En kaliteli dizilerden biridir. Bitmesin diye ağır ağır izlemeye çalışıyorum fakat diziye başladığımdan beri fisher ailesinden biri gibi hissediyorum kendimi. Sanki tüm cenaze törenlerinde ben de vardım, sanki ölüm benim de yanı başımdaymış gibi.
kendi kategorisinde dünyanın en iyi dizisidir. 1. bölümden itibaren 5. sezonunun son bölümüne kadar insanı içine hapseder ve depresyona ve hatta bunalıma sokar. çok garip bu diziye başladıktan sonra tüm ilişkilerim kötü gitmeye başladı, çünkü depresyona girmiştim ve uzunca bir süre suratım asık gezdim.
bir de dizinin son 15 dakikası var ki. dizi tarihine damgasını vurmuştur nezdimde. izlemeden ölmeyin.
insanları kategorileştirme çalışmalarımda etkin şekilde kullandığım bir dizidir. eğer bir insan o kadar populer kültür ürünü ve saçma diziler arasından bu diziyi izlemiş, bitirmiş ve finalinde de az da olsa hüzünlenmişse kendisini benim için "zararsız ve değerli" insan kategorisine girmiş demektir. eğer izlemediyse ne yazık ki şansı yok. def ol karşımdan yıkıl!
Ayrıca önce Dexterı bitirip bunu izlemek neresinden bakarsanız bakın tramvadır.
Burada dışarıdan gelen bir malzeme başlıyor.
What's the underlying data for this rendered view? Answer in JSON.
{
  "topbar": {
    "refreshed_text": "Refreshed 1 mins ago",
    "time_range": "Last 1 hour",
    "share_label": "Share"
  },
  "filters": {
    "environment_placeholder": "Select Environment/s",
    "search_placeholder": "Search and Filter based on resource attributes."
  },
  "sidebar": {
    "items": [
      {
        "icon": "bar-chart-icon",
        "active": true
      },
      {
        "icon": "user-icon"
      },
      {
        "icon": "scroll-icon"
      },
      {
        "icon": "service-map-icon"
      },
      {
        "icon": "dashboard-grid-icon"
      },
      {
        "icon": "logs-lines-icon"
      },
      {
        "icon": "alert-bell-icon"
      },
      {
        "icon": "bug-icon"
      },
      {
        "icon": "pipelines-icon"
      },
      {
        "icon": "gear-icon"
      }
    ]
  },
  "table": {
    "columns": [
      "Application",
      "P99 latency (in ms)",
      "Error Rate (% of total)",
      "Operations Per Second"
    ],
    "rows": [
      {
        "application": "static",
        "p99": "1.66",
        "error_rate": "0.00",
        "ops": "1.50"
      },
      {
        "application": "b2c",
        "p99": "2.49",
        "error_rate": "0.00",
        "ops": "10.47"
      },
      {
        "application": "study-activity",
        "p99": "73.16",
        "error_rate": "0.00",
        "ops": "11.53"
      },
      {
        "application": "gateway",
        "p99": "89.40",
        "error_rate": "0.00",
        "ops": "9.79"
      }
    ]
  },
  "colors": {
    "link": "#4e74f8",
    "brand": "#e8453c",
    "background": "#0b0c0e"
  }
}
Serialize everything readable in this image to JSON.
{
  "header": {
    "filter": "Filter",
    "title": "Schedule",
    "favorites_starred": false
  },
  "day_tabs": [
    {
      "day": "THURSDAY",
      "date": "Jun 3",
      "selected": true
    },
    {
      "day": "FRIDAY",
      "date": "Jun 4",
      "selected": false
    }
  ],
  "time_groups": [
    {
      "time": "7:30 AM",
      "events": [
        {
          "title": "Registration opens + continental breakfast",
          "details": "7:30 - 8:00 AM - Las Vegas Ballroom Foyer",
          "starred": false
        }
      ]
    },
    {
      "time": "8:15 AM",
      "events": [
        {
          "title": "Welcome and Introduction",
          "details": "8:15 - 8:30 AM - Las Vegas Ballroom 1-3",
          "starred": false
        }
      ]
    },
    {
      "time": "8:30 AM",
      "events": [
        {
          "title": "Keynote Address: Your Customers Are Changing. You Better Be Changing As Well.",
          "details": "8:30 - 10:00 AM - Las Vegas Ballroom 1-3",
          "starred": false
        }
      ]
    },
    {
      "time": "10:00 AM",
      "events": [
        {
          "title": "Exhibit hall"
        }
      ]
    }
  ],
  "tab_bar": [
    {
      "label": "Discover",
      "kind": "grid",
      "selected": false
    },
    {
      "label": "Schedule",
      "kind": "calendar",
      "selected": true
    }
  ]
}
Dexterdaki o baskın, çılgın, asan kesen karakterin burada gay olduğunu görüp zenciye vurdurduğunu seyretmek evlat acısı gibi bir şey.
ölüm temalı bir dizi olmasına rağmen genelde durağan ve sakin giden, kasvetli bir ailenin anlatıldığı, dizinin başında birinin ya da birkaç kişinin son anlarını görüp ekrana çıkan ismiyle öldüğünü anladığınız ve ölenlerin cenaze işlemleriyle uğraşan aile şirketinin ve ailenin hikayesini anlatan dizi. her bölümde dediğim bir nedenden ötürü ölen biri vardır ve ölümleri de bazen beklemediğiniz şekilde olabiliyor. bir bölümde örneğin koşan bir adam duruyor ve göğsünü tutup soluklanıyordu. hemen koşan öteki arkadaşı iyi misin derken beklenmedik şekilde göğsünü tutan değil de öteki adam yere düşüp ölüyordu. yani kamu spotundakileri baz alırsak babanın değil de hadi baba diyenin ölmesi gibi. bunun gibi şaşırtan durumlar vardı.
insanların birbirini aldattığı, zamansız öldüğü, duygusal boşluklarının acısını başkalarından çıkardığı, genel olarak çok fazla aksiyon olmayan; hayatı anlatan dizidir. izleyicinin iyi hissetmesi için gerekli olanı vermez. gerçektir. finalinin son 10 dakikası bile bir çok diziye bedeldir.